Depois de apresentar a primeira vinheta para um grupo de pessoas, Knobe perguntou para elas o quão culpado era o presidente (em uma escala de 0 a 6) por ter causado o dano ao meio ambiente, e se o presidente teria causado o dano intencionalmente (a pessoa deveria indicar sim ou não como resposta). Nesse caso, 82% dos participantes responderam que o presidente havia prejudicado o meio ambiente intencionalmente. Por outro lado, apenas 23% das pessoas que receberam a segunda vinheta responderam que o presidente teria beneficiado o meio ambiente intencionalmente. O curioso, como se pode notar ao ler os diferentes cenários, foi que o presidente da empresa disse a mesma coisa em ambas as vinhetas, isto é, que não se importava nem um pouco com o meio ambiente, mas apenas com os lucros da empresa. A conclusão é a de que, no caso em que o efeito colateral é considerado moralmente ruim, as pessoas costumam atribuir intencionalidade, enquanto nos casos em que o efeito colateral é considerado moralmente adequado, as pessoas não costumam atribuir intencionalidade.

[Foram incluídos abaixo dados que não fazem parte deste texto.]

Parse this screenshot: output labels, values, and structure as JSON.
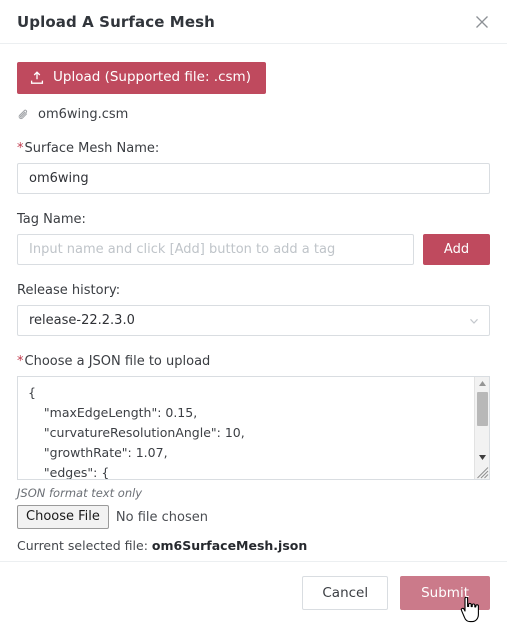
{
  "dialog": {
    "title": "Upload A Surface Mesh",
    "close_icon": "close-icon"
  },
  "upload": {
    "button_label": "Upload (Supported file: .csm)",
    "button_icon": "upload-icon",
    "selected_file": "om6wing.csm",
    "file_icon": "paperclip-icon",
    "accent_color": "#bf4a5e"
  },
  "surface_mesh_name": {
    "required_marker": "*",
    "label": "Surface Mesh Name:",
    "value": "om6wing"
  },
  "tag": {
    "label": "Tag Name:",
    "placeholder": "Input name and click [Add] button to add a tag",
    "value": "",
    "add_label": "Add"
  },
  "release": {
    "label": "Release history:",
    "selected": "release-22.2.3.0",
    "chevron_icon": "chevron-down-icon"
  },
  "json_file": {
    "required_marker": "*",
    "label": "Choose a JSON file to upload",
    "content": "{\n    \"maxEdgeLength\": 0.15,\n    \"curvatureResolutionAngle\": 10,\n    \"growthRate\": 1.07,\n    \"edges\": {",
    "hint": "JSON format text only",
    "choose_button_label": "Choose File",
    "no_file_label": "No file chosen",
    "current_file_label": "Current selected file:",
    "current_file_name": "om6SurfaceMesh.json"
  },
  "footer": {
    "cancel_label": "Cancel",
    "submit_label": "Submit",
    "submit_color": "#cb7a8a"
  }
}
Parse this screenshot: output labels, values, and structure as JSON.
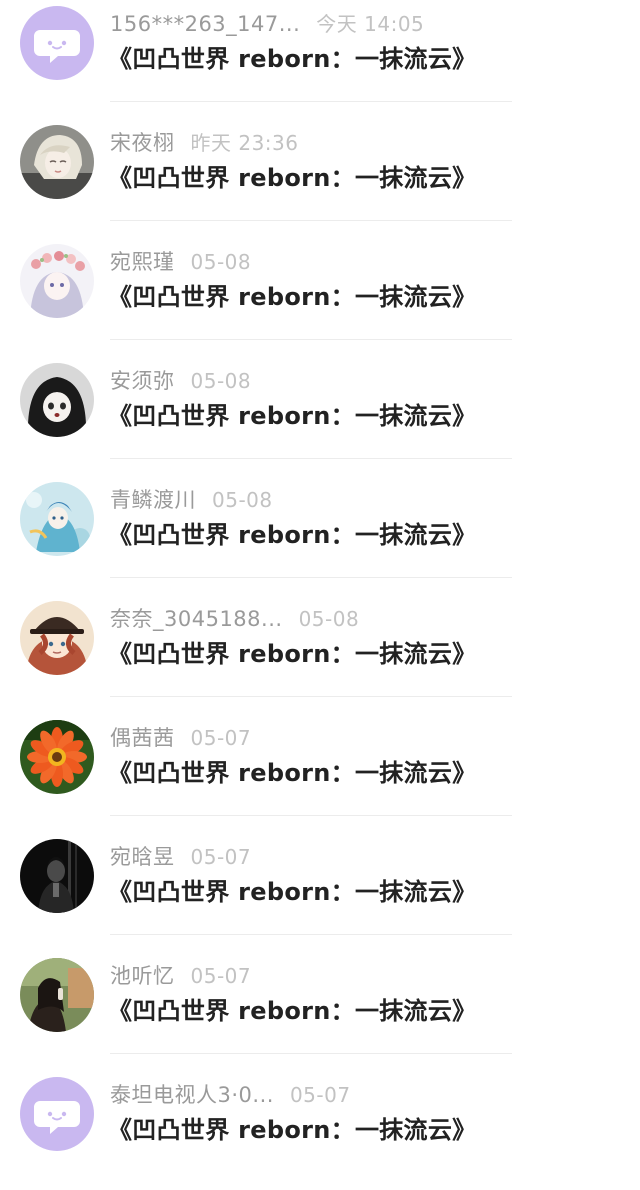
{
  "comments": [
    {
      "user": "156***263_147...",
      "time": "今天 14:05",
      "text": "《凹凸世界 reborn：一抹流云》",
      "avatar": "default-chat-avatar"
    },
    {
      "user": "宋夜栩",
      "time": "昨天 23:36",
      "text": "《凹凸世界 reborn：一抹流云》",
      "avatar": "anime-girl-avatar"
    },
    {
      "user": "宛熙瑾",
      "time": "05-08",
      "text": "《凹凸世界 reborn：一抹流云》",
      "avatar": "anime-flower-crown-avatar"
    },
    {
      "user": "安须弥",
      "time": "05-08",
      "text": "《凹凸世界 reborn：一抹流云》",
      "avatar": "anime-dark-hair-avatar"
    },
    {
      "user": "青鳞渡川",
      "time": "05-08",
      "text": "《凹凸世界 reborn：一抹流云》",
      "avatar": "anime-blue-avatar"
    },
    {
      "user": "奈奈_3045188...",
      "time": "05-08",
      "text": "《凹凸世界 reborn：一抹流云》",
      "avatar": "anime-hat-avatar"
    },
    {
      "user": "偶茜茜",
      "time": "05-07",
      "text": "《凹凸世界 reborn：一抹流云》",
      "avatar": "orange-flower-avatar"
    },
    {
      "user": "宛晗昱",
      "time": "05-07",
      "text": "《凹凸世界 reborn：一抹流云》",
      "avatar": "dark-figure-avatar"
    },
    {
      "user": "池听忆",
      "time": "05-07",
      "text": "《凹凸世界 reborn：一抹流云》",
      "avatar": "photo-girl-avatar"
    },
    {
      "user": "泰坦电视人3·0...",
      "time": "05-07",
      "text": "《凹凸世界 reborn：一抹流云》",
      "avatar": "default-chat-avatar"
    }
  ],
  "colors": {
    "default_avatar_bg": "#c9b8f0",
    "username": "#9a9a9a",
    "timestamp": "#c2c2c2",
    "content": "#222222",
    "divider": "#ececec"
  }
}
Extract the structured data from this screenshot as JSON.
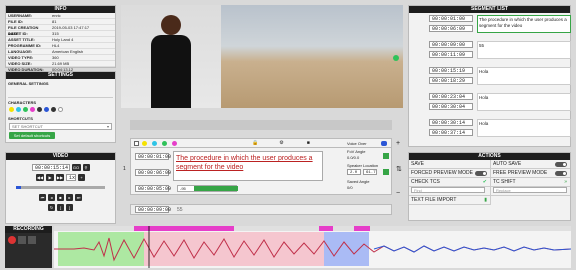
{
  "info": {
    "title": "INFO",
    "fields": [
      {
        "k": "USERNAME:",
        "v": "enric"
      },
      {
        "k": "FILE ID:",
        "v": "81"
      },
      {
        "k": "FILE CREATION DATE:",
        "v": "2019-05-03 17:47:17"
      },
      {
        "k": "ASSET ID:",
        "v": "315"
      },
      {
        "k": "ASSET TITLE:",
        "v": "Holy Land 4"
      },
      {
        "k": "PROGRAMME ID:",
        "v": "HL4"
      },
      {
        "k": "LANGUAGE:",
        "v": "American English"
      },
      {
        "k": "VIDEO TYPE:",
        "v": "360"
      },
      {
        "k": "VIDEO SIZE:",
        "v": "21.69 MB"
      },
      {
        "k": "VIDEO DURATION:",
        "v": "00:04:13.12"
      }
    ]
  },
  "settings": {
    "title": "SETTINGS",
    "general_label": "GENERAL SETTINGS",
    "characters_label": "CHARACTERS",
    "shortcuts_label": "SHORTCUTS",
    "shortcut_select": "SET SHORTCUT",
    "default_button": "Set default shortcuts",
    "character_colors": [
      "#f5e200",
      "#2ec4e6",
      "#2fc25a",
      "#e63ec9",
      "#333333",
      "#2b56d6",
      "#333333",
      "#ffffff"
    ]
  },
  "video": {
    "title": "VIDEO",
    "timecode": "00:00:15:14",
    "speed": "1x"
  },
  "recording": {
    "title": "RECORDING"
  },
  "editor": {
    "segment_number": "1",
    "tc_in": "00:00:01:00",
    "tc_out": "00:00:06:09",
    "duration": "00:00:05:09",
    "text": "The procedure in which the user produces a segment for the video",
    "cps_value": "-95",
    "voice_over_label": "Voice Over",
    "fov_angle_label": "FoV Angle",
    "fov_angle_value": "0.0/0.0",
    "speaker_location_label": "Speaker Location",
    "speaker_x": "2.0",
    "speaker_y": "61.7",
    "saved_angle_label": "Saved Angle",
    "saved_angle_value": "0/0",
    "bottom_tc": "00:00:09:00",
    "bottom_value": "55"
  },
  "segment_list": {
    "title": "SEGMENT LIST",
    "segments": [
      {
        "tc_in": "00:00:01:00",
        "tc_out": "00:00:06:09",
        "text": "The procedure in which the user produces a segment for the video"
      },
      {
        "tc_in": "00:00:09:00",
        "tc_out": "00:00:11:09",
        "text": "55"
      },
      {
        "tc_in": "00:00:15:19",
        "tc_out": "00:00:18:29",
        "text": "Hola"
      },
      {
        "tc_in": "00:00:23:04",
        "tc_out": "00:00:30:04",
        "text": "Hola"
      },
      {
        "tc_in": "00:00:30:14",
        "tc_out": "00:00:37:14",
        "text": "Hola"
      }
    ]
  },
  "actions": {
    "title": "ACTIONS",
    "save": "SAVE",
    "auto_save": "AUTO SAVE",
    "forced_preview": "FORCED PREVIEW MODE",
    "free_preview": "FREE PREVIEW MODE",
    "check_tcs": "CHECK TCS",
    "tc_shift": "TC SHIFT",
    "find_placeholder": "Find",
    "replace_placeholder": "Replace",
    "text_file_import": "TEXT FILE IMPORT"
  }
}
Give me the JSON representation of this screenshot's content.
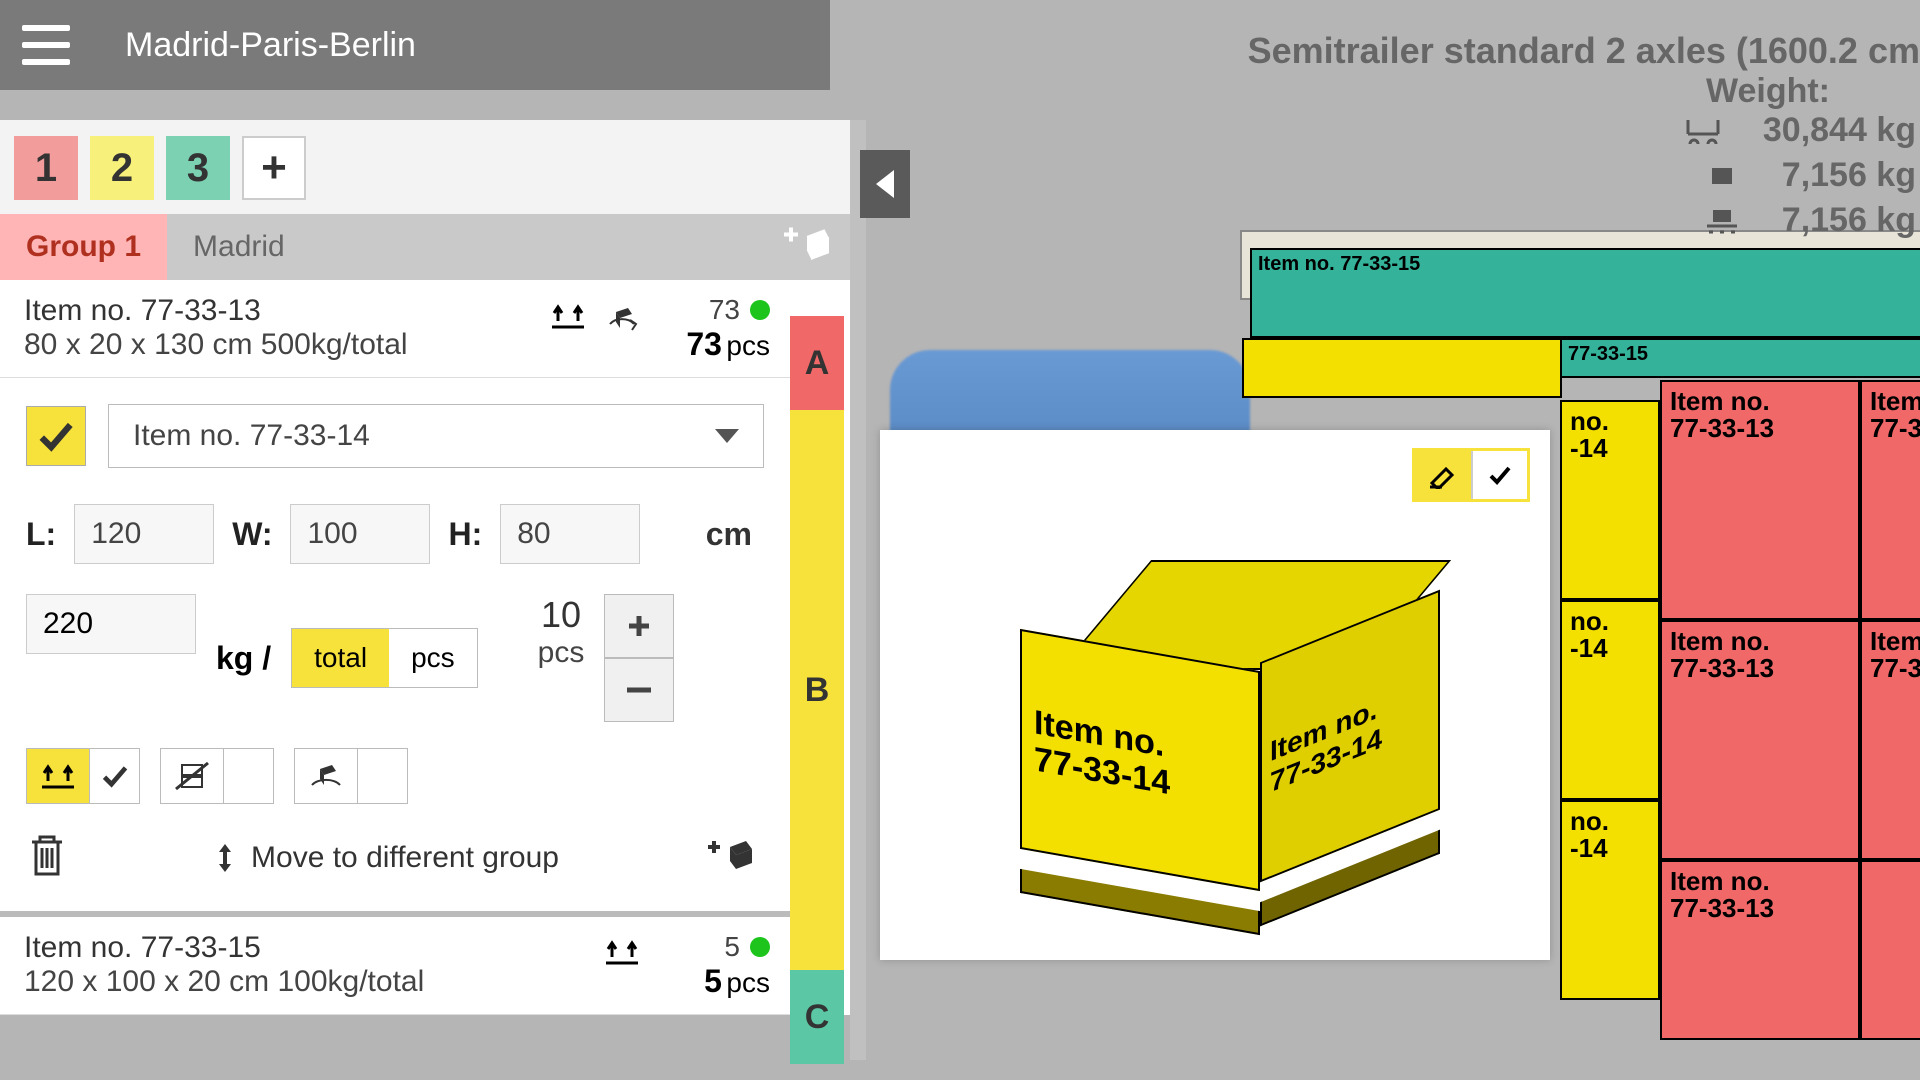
{
  "header": {
    "route": "Madrid-Paris-Berlin"
  },
  "stops": [
    {
      "label": "1"
    },
    {
      "label": "2"
    },
    {
      "label": "3"
    }
  ],
  "groups": {
    "active_tab": "Group 1",
    "inactive_tab": "Madrid"
  },
  "item_a": {
    "name": "Item no. 77-33-13",
    "dims": "80 x 20 x 130 cm 500kg/total",
    "count_top": "73",
    "count_big": "73",
    "pcs_suffix": "pcs"
  },
  "item_b": {
    "selected_name": "Item no. 77-33-14",
    "L_label": "L:",
    "L": "120",
    "W_label": "W:",
    "W": "100",
    "H_label": "H:",
    "H": "80",
    "unit": "cm",
    "weight": "220",
    "kg_slash": "kg /",
    "toggle_total": "total",
    "toggle_pcs": "pcs",
    "pcs_num": "10",
    "pcs_label": "pcs",
    "move_text": "Move to different group"
  },
  "item_c": {
    "name": "Item no. 77-33-15",
    "dims": "120 x 100 x 20 cm 100kg/total",
    "count_top": "5",
    "count_big": "5",
    "pcs_suffix": "pcs"
  },
  "letters": {
    "a": "A",
    "b": "B",
    "c": "C"
  },
  "vehicle": {
    "title": "Semitrailer standard 2 axles (1600.2 cm",
    "weight_label": "Weight:",
    "w1": "30,844 kg",
    "w2": "7,156 kg",
    "w3": "7,156 kg"
  },
  "popup_box": {
    "line1": "Item no.",
    "line2": "77-33-14"
  },
  "scene_labels": {
    "red1a": "Item no.",
    "red1b": "77-33-13",
    "red2a": "Item",
    "red2b": "77-3",
    "yel1": "no.",
    "yel2": "-14",
    "teal_a": "Item no. 77-33-15",
    "teal_b": "77-33-15"
  }
}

A assimetria descrita acima ficou conhecida como "efeito do efeito colateral" (side-effect effect) ou "efeito Knobe" (Knobe effect), pelos estudiosos que começaram a escrever sobre o assunto após a descoberta de Joshua Knobe. A assimetria chama a atenção porque, normalmente, pensamos que os nossos julgamentos morais adotam um percurso unidirecional no qual primeiro acessamos a intencionalidade de alguém, para depois decidir sobre sua responsabilidade moral. Achamos que a noção de intencionalidade é sempre moralmente neutra, que se trata de um conceito de nossa psicologia do senso comum e que ela sempre funciona como um precursor dos juízos morais: se a ação é intencional, então podemos, posteriormente, fazer uma avaliação genuinamente moral. Contudo, os estudos de Knobe demonstram que o caminho entre intencionalidade e julgamento moral é, na verdade, bidirecional. Muitas vezes, analisamos a intencionalidade avaliando estritamente o estado mental das pessoas, mas, em outros casos, atribuímos intencionalidade justamente depois que fazemos uma avaliação moral dos resultados. Se os resultados desagradam do ponto de vista moral, então atribuímos intencionalidade (Knobe, 2009).8 8 Knobe acredita que não é só o conceito de intencionalidade que é afetado pela moralidade. Outros conceitos psicológicos, como desejo, crenças, e até conceitos não psicológicos, como o de causalidade, também sofrem o impacto da avaliação moral e podem apresentar assimetrias em seus usos, em certos casos (2009).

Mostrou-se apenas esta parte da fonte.